Butter by Erin Jade Lange
Faber, 2013. ISBN 9780571294404.
(Age: 14+) Highly recommended. Obesity. Bullying. Suicide. YALSA
2013 Teens' Top Ten titles, Telegraph's Top 10 YA books 2013. Butter
is a lonely, extremely overweight boy who is ignored at school.
Although he is a very talented saxophone player, Butter refuses to
join the school band and efforts to control his weight have failed.
Desperate for recognition, he sets up a website, ButterLastMeal.com,
where he announces that he will eat himself to death on New Year's
Eve. To his surprise, some of his classmates become morbidly
interested in his plan, betting on what he will eat for his last
meal and closing off access to the website to only people who can be
trusted not to report what is going on.
This is a riveting read; I was totally engrossed as Butter describes
how he got his nickname, his mother's futile fluttering about his
eating, while enabling it, his father's seemingly indifference to
his son and his heart-breaking anonymous online correspondence with
Anna, one of the popular girls at school.

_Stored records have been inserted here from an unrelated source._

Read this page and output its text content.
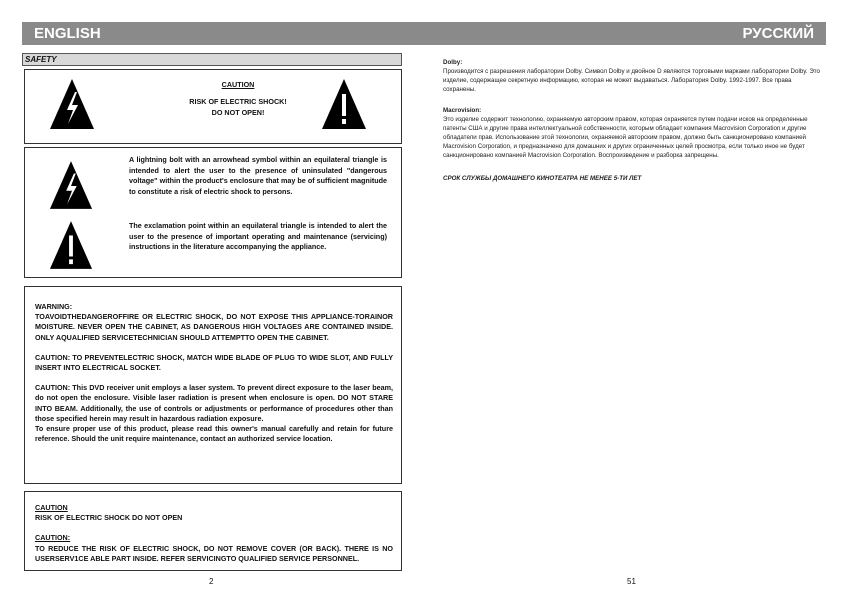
ENGLISH	РУССКИЙ
SAFETY
CAUTION
RISK OF ELECTRIC SHOCK!
DO NOT OPEN!
A lightning bolt with an arrowhead symbol within an equilateral triangle is intended to alert the user to the presence of uninsulated "dangerous voltage" within the product's enclosure that may be of sufficient magnitude to constitute a risk of electric shock to persons.
The exclamation point within an equilateral triangle is intended to alert the user to the presence of important operating and maintenance (servicing) instructions in the literature accompanying the appliance.

WARNING:

TOAVOIDTHEDANGEROFFIRE OR ELECTRIC SHOCK, DO NOT EXPOSE THIS APPLIANCE-TORAINOR MOISTURE. NEVER OPEN THE CABINET, AS DANGEROUS HIGH VOLTAGES ARE CONTAINED INSIDE. ONLY AQUALIFIED SERVICETECHNICIAN SHOULD ATTEMPTTO OPEN THE CABINET.

CAUTION: TO PREVENTELECTRIC SHOCK, MATCH WIDE BLADE OF PLUG TO WIDE SLOT, AND FULLY INSERT INTO ELECTRICAL SOCKET.

CAUTION: This DVD receiver unit employs a laser system. To prevent direct exposure to the laser beam, do not open the enclosure. Visible laser radiation is present when enclosure is open. DO NOT STARE INTO BEAM. Additionally, the use of controls or adjustments or performance of procedures other than those specified herein may result in hazardous radiation exposure.

To ensure proper use of this product, please read this owner's manual carefully and retain for future reference. Should the unit require maintenance, contact an authorized service location.

CAUTION

RISK OF ELECTRIC SHOCK DO NOT OPEN

CAUTION:

TO REDUCE THE RISK OF ELECTRIC SHOCK, DO NOT REMOVE COVER (OR BACK). THERE IS NO USERSERV1CE ABLE PART INSIDE. REFER SERVICINGTO QUALIFIED SERVICE PERSONNEL.

Dolby:

Производится с разрешения лаборатории Dolby. Символ Dolby и двойное D являются торговыми марками лаборатории Dolby. Это изделие, содержащее секретную информацию, которая не может выдаваться. Лаборатория Dolby. 1992-1997. Все права сохранены.

Macrovision:

Это изделие содержит технологию, охраняемую авторским правом, которая охраняется путем подачи исков на определенные патенты США и другие права интеллектуальной собственности, которым обладает компания Macrovision Corporation и другие обладатели прав. Использование этой технологии, охраняемой авторским правом, должно быть санкционировано компанией Macrovision Corporation, и предназначено для домашних и других ограниченных целей просмотра, если только иное не будет санкционировано компанией Macrovision Corporation. Воспроизведение и разборка запрещены.

СРОК СЛУЖБЫ ДОМАШНЕГО КИНОТЕАТРА НЕ МЕНЕЕ 5-ТИ ЛЕТ
2	51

Lange vividly describes
Butter's feelings as he suddenly becomes popular with the in crowd
at school. They invite him to go bowling, to parties and to sit with
them in the canteen. Their perverse interest in his impending
suicide and their attempts to ensure that news of it doesn't reach
the authorities are all overlooked by Butter as for the first time
he feels that he belongs.
This story delves into the heart and mind of a young man whose
obesity governs everything that he does. The reader learns about his
feelings, his struggles and his overwhelming need to belong. The
bullying, both physical and online is told in a straight forward
manner, and none of the characters are black or white, all have
flaws and strengths. As a reader I was kept on the edge of my seat
as I wondered how Butter would cope when his deadline approached.
This is a book that is a worthy addition to a library, not only
because of its themes of obesity and bullying, but because of the
way that it grabs the reader's attention.